The audience clapped. Hill began asking questions, culled in advance from the audience. Here’s a sampling of Zarif’s responses:

On whether Iran has a nuclear weapons program: “It doesn’t make any sense for Iran to be pursuing nuclear weapons from a strategic point of view.”

On the Iran nuclear talks: Agreement is “totally achievable, since Iran is not seeking nuclear weapons.”

On Iran’s dealings with Syria: “We have been sending humanitarian assistance to Syria for the past several years.”

On terrorists migrating to Syria: “As a committed Muslim, I can tell you it has nothing to do with Islam. Islam is a religion of compassion.”

On Israel: “Probably the United States is well aware that there is only one huge stockpile of both chemical, biological and nuclear weapons in our region, and that it is in Israel, and it is extremely important to rid this region of this threat once and for all.”

On human rights abuses in Iran:  “Every country can improve its human rights record, and Iran is not an exception.”

And, on Iran’s suppression of massive protests in 2009 over a rigged presidential election: “Every president in Iran has presided over an election that brought his opposition into office…Iran’s own form of indigenous democracy is working.”

Nobody mentioned that Iran’s government, vehicle of Zarif’s stellar career, ranks as the world’s leading state sponsor of terrorism. Nor did anyone point out that Iran leads the world in juvenile executions, imprisons and tortures dissidents, hangs homosexuals, censors speech and rigs elections.

Nobody brought up Supreme Leader Ali Khamenei, the despot who has ruled Iran for the past 25 years, since the death in 1989 of the Islamic Revolution’s founding tyrant, Ayatollah Ruhollah Khomeini .

No one mentioned that Iran’s “aid” to Syria has included support for the Assad regime, in the form of weapons and shock troops of Iran’s Islamic Revolutionary Guard Corps. No one mentioned the IRGC at all, despite its role as custodian of Iran’s nuclear program.

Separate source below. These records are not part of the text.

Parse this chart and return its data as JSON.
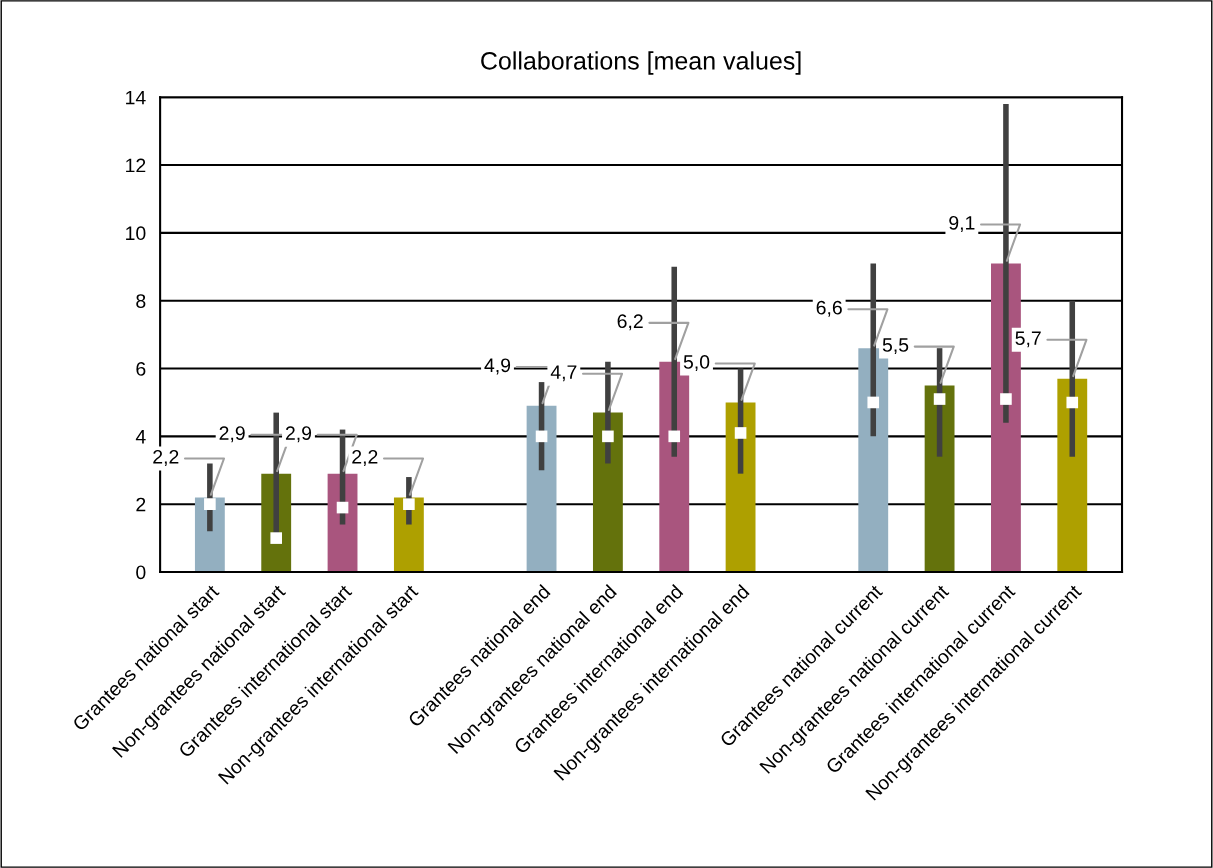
{
  "chart_data": {
    "type": "bar",
    "title": "Collaborations [mean values]",
    "categories": [
      "Grantees national start",
      "Non-grantees national start",
      "Grantees international start",
      "Non-grantees international start",
      null,
      "Grantees national end",
      "Non-grantees national end",
      "Grantees international end",
      "Non-grantees international end",
      null,
      "Grantees national current",
      "Non-grantees national current",
      "Grantees international current",
      "Non-grantees international current"
    ],
    "series": [
      {
        "values": [
          2.2,
          2.9,
          2.9,
          2.2,
          null,
          4.9,
          4.7,
          6.2,
          5.0,
          null,
          6.6,
          5.5,
          9.1,
          5.7
        ],
        "colors": [
          "#93afc0",
          "#64720c",
          "#a9557e",
          "#aea000",
          null,
          "#93afc0",
          "#64720c",
          "#a9557e",
          "#aea000",
          null,
          "#93afc0",
          "#64720c",
          "#a9557e",
          "#aea000"
        ],
        "value_labels": [
          "2,2",
          "2,9",
          "2,9",
          "2,2",
          null,
          "4,9",
          "4,7",
          "6,2",
          "5,0",
          null,
          "6,6",
          "5,5",
          "9,1",
          "5,7"
        ],
        "errors": [
          [
            1.2,
            3.2
          ],
          [
            1.1,
            4.7
          ],
          [
            1.4,
            4.2
          ],
          [
            1.4,
            2.8
          ],
          null,
          [
            3.0,
            5.6
          ],
          [
            3.2,
            6.2
          ],
          [
            3.4,
            9.0
          ],
          [
            2.9,
            6.0
          ],
          null,
          [
            4.0,
            9.1
          ],
          [
            3.4,
            6.6
          ],
          [
            4.4,
            13.8
          ],
          [
            3.4,
            8.0
          ]
        ]
      },
      {
        "type": "scatter",
        "color": "#ffffff",
        "marker": "square",
        "values": [
          2.0,
          1.0,
          1.9,
          2.0,
          null,
          4.0,
          4.0,
          4.0,
          4.1,
          null,
          5.0,
          5.1,
          5.1,
          5.0
        ]
      }
    ],
    "ylim": [
      0,
      14
    ],
    "yticks": [
      0,
      2,
      4,
      6,
      8,
      10,
      12,
      14
    ],
    "grid": "y"
  }
}
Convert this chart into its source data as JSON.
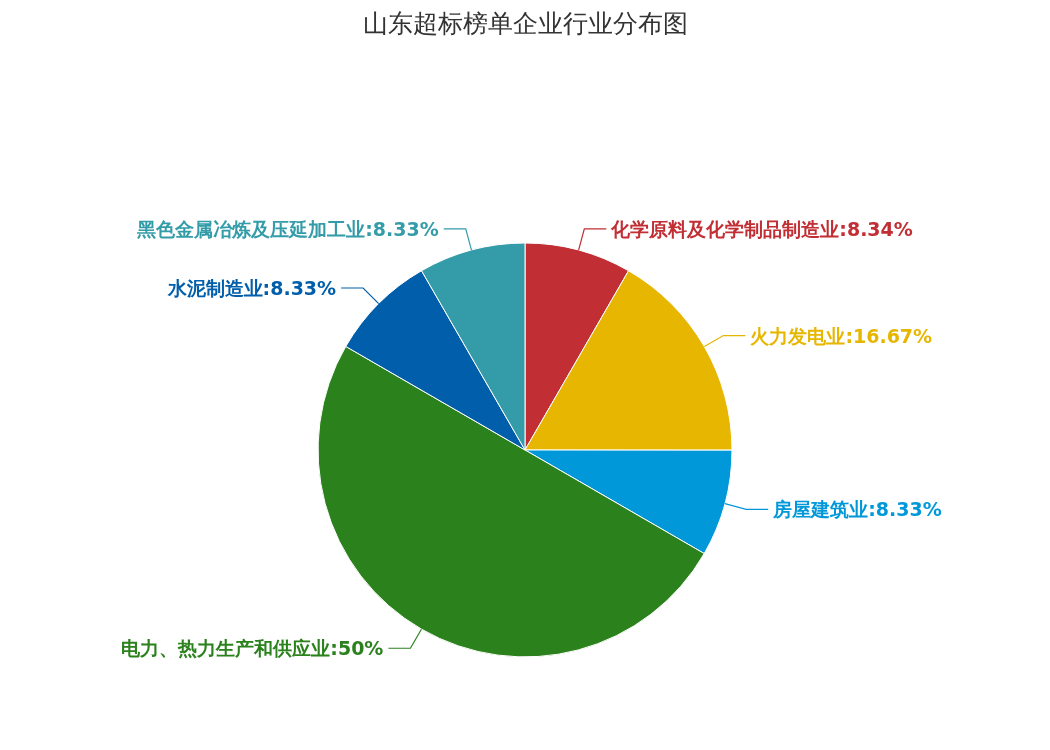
{
  "chart_data": {
    "type": "pie",
    "title": "山东超标榜单企业行业分布图",
    "categories": [
      "化学原料及化学制品制造业",
      "火力发电业",
      "房屋建筑业",
      "电力、热力生产和供应业",
      "水泥制造业",
      "黑色金属冶炼及压延加工业"
    ],
    "values": [
      8.34,
      16.67,
      8.33,
      50,
      8.33,
      8.33
    ],
    "value_labels": [
      "8.34%",
      "16.67%",
      "8.33%",
      "50%",
      "8.33%",
      "8.33%"
    ],
    "colors": [
      "#c12e34",
      "#e6b600",
      "#0098d9",
      "#2b821d",
      "#005eaa",
      "#339ca8"
    ],
    "legend": false
  }
}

Nor did anyone inquire about Iran’s ballistic missile program, support for Hezbollah terrorists in Lebanon, or U.S. government reports over the past decade that Iran maintains chemical and biological weapons programs. No one inquired about Iran’s threats to obliterate Israel.

There were no challenges to Zarif’s assertion that Iran doesn’t really want nuclear weapons after all.

Hill wrapped up the Denver dialogue by asking Zarif for help in organizing “some group trips to come to Iran and see how things are going there.” Zarif said he’d do his best.

And with that, Iran’s chief diplomat signed off the call, thanking his Denver hosts for the opportunities they’d given him, past and present. As well he should.

— Claudia Rosett is journalist-in-residence with the Foundation for Defense of Democracies, and heads its Investigative Reporting Project.